The recipe below was sent to CCSA as part of a series of emails from our resident chef, Dr. Linda Doody. She has been sharing her extensive collection of favorite recipes with friends, family, and the CCSA team as a means of maintaining connections during the COVID-19 pandemic.
“Food is our common ground, a universal experience.” – James Beard
Bridget Jones’s Pan-Fried Salmon with Pine Nut Salsa
- ¾ cup currants (golden raisins are also an option)
- 4 salmon fillets, skin on and pin bones removed (~1 lb, 2 oz)
- 7 Tbsp olive oil
- Salt and black pepper
- 4 medium celery stalks, cut into ½-inch dice, leaves removed but kept for garnish
- ¼ cup pine nuts
- ¼ cup capers plus 2 Tbsp of their brine
- ⅓ cup large green olives, pitted and cut into ½-inch dice
- I pinch (~¼ tsp) saffron threads mixed with 1 Tbsp hot water
- 1 cup parsley leaves, roughly chopped
- 1 lemon, finely zested (1 tsp) and then juiced (1 tsp) (Meyer lemons are best)
- Cover the currants with boiling water and set aside for 20 minutes while preparing other ingredients.
- Rub salmon with 1 Tbsp olive oil and season with 1 tsp salt and a good grinding of pepper. Put aside while preparing salsa.
- Put 5 Tbsp olive oil into a large sauté pan and place on high heat. Add celery and pine nuts; fry for 4─5 minutes, stirring frequently, until pine nuts begin to brown. (Watch closely, since the nuts can easily burn.) Remove the pan from the heat, and add capers and brine, olives, saffron and water, and a pinch of salt. Drain the currants, and add them along with the parsley, lemon zest, and lemon juice. Set salsa aside.
- Put the remaining 1 Tbsp olive oil into a large frying pan and place over medium high heat. When hot, add the salmon fillets, skin side down, and fry for 3 minutes. Decrease heat to medium, then flip the fillets over and continue to cook 2─4 minutes, depending on how you like it cooked. Arrange the salmon on 4 plates and spoon over the salsa. Scatter celery leaves on top.

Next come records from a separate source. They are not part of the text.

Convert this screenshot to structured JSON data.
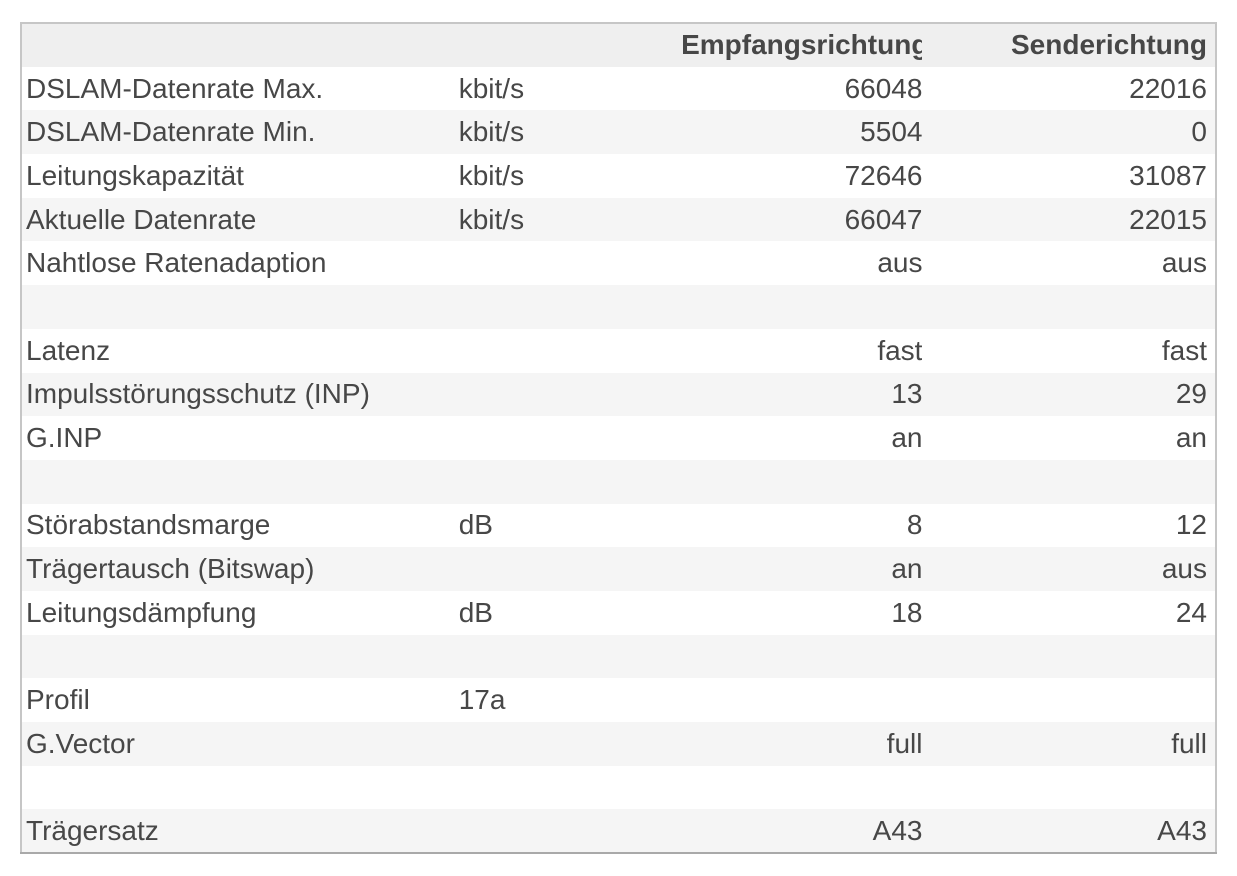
{
  "colors": {
    "table_border": "#c6c6c6",
    "table_border_bottom": "#a9a9a9",
    "header_bg": "#efefef",
    "stripe_bg": "#f5f5f5",
    "row_bg": "#ffffff",
    "text": "#474747"
  },
  "table": {
    "columns": [
      {
        "key": "label",
        "header": "",
        "align": "left"
      },
      {
        "key": "unit",
        "header": "",
        "align": "left"
      },
      {
        "key": "rx",
        "header": "Empfangsrichtung",
        "align": "right"
      },
      {
        "key": "tx",
        "header": "Senderichtung",
        "align": "right"
      }
    ],
    "rows": [
      {
        "label": "DSLAM-Datenrate Max.",
        "unit": "kbit/s",
        "rx": "66048",
        "tx": "22016"
      },
      {
        "label": "DSLAM-Datenrate Min.",
        "unit": "kbit/s",
        "rx": "5504",
        "tx": "0"
      },
      {
        "label": "Leitungskapazität",
        "unit": "kbit/s",
        "rx": "72646",
        "tx": "31087"
      },
      {
        "label": "Aktuelle Datenrate",
        "unit": "kbit/s",
        "rx": "66047",
        "tx": "22015"
      },
      {
        "label": "Nahtlose Ratenadaption",
        "unit": "",
        "rx": "aus",
        "tx": "aus"
      },
      {
        "label": "",
        "unit": "",
        "rx": "",
        "tx": ""
      },
      {
        "label": "Latenz",
        "unit": "",
        "rx": "fast",
        "tx": "fast"
      },
      {
        "label": "Impulsstörungsschutz (INP)",
        "unit": "",
        "rx": "13",
        "tx": "29"
      },
      {
        "label": "G.INP",
        "unit": "",
        "rx": "an",
        "tx": "an"
      },
      {
        "label": "",
        "unit": "",
        "rx": "",
        "tx": ""
      },
      {
        "label": "Störabstandsmarge",
        "unit": "dB",
        "rx": "8",
        "tx": "12"
      },
      {
        "label": "Trägertausch (Bitswap)",
        "unit": "",
        "rx": "an",
        "tx": "aus"
      },
      {
        "label": "Leitungsdämpfung",
        "unit": "dB",
        "rx": "18",
        "tx": "24"
      },
      {
        "label": "",
        "unit": "",
        "rx": "",
        "tx": ""
      },
      {
        "label": "Profil",
        "unit": "17a",
        "rx": "",
        "tx": ""
      },
      {
        "label": "G.Vector",
        "unit": "",
        "rx": "full",
        "tx": "full"
      },
      {
        "label": "",
        "unit": "",
        "rx": "",
        "tx": ""
      },
      {
        "label": "Trägersatz",
        "unit": "",
        "rx": "A43",
        "tx": "A43"
      }
    ]
  }
}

- You can also roast the salmon in the oven following an American’s Test Kitchen approach, which leaves it with a crust outside and a buttery texture inside. Adjust oven rack to the lowest position, place rimmed baking sheet on rack, and preheat the oven to 500°F. In order to release fat rendered by the high heat, use a sharp knife to remove any whitish fat from belly of fillet(s). Make 4 or 5 shallow slashes about an inch apart along skin side of each piece, being careful not to cut into flesh. Pat salmon dry with paper towels; rub evenly with oil, and season liberally with salt and pepper. Reduce oven temperature to 275°F and remove baking sheet. Carefully place salmon skin-side down on baking sheet. Roast until the center of the thickest part of the fillet(s) is still translucent when cut into with a paring knife, or an instant-read thermometer inserted in thickest part of the fillet(s) registers 125°F, about 9 to 13 minutes. Spoon salsa over to serve, as directed above.
Note: This is the dish that Patrick Dempsey’s character tells Renée Zellweger that he would have brought her on their imaginary second date in the movie Bridget Jones’s Baby. Dempsey says “From Ottolenghi, delicious and healthy.”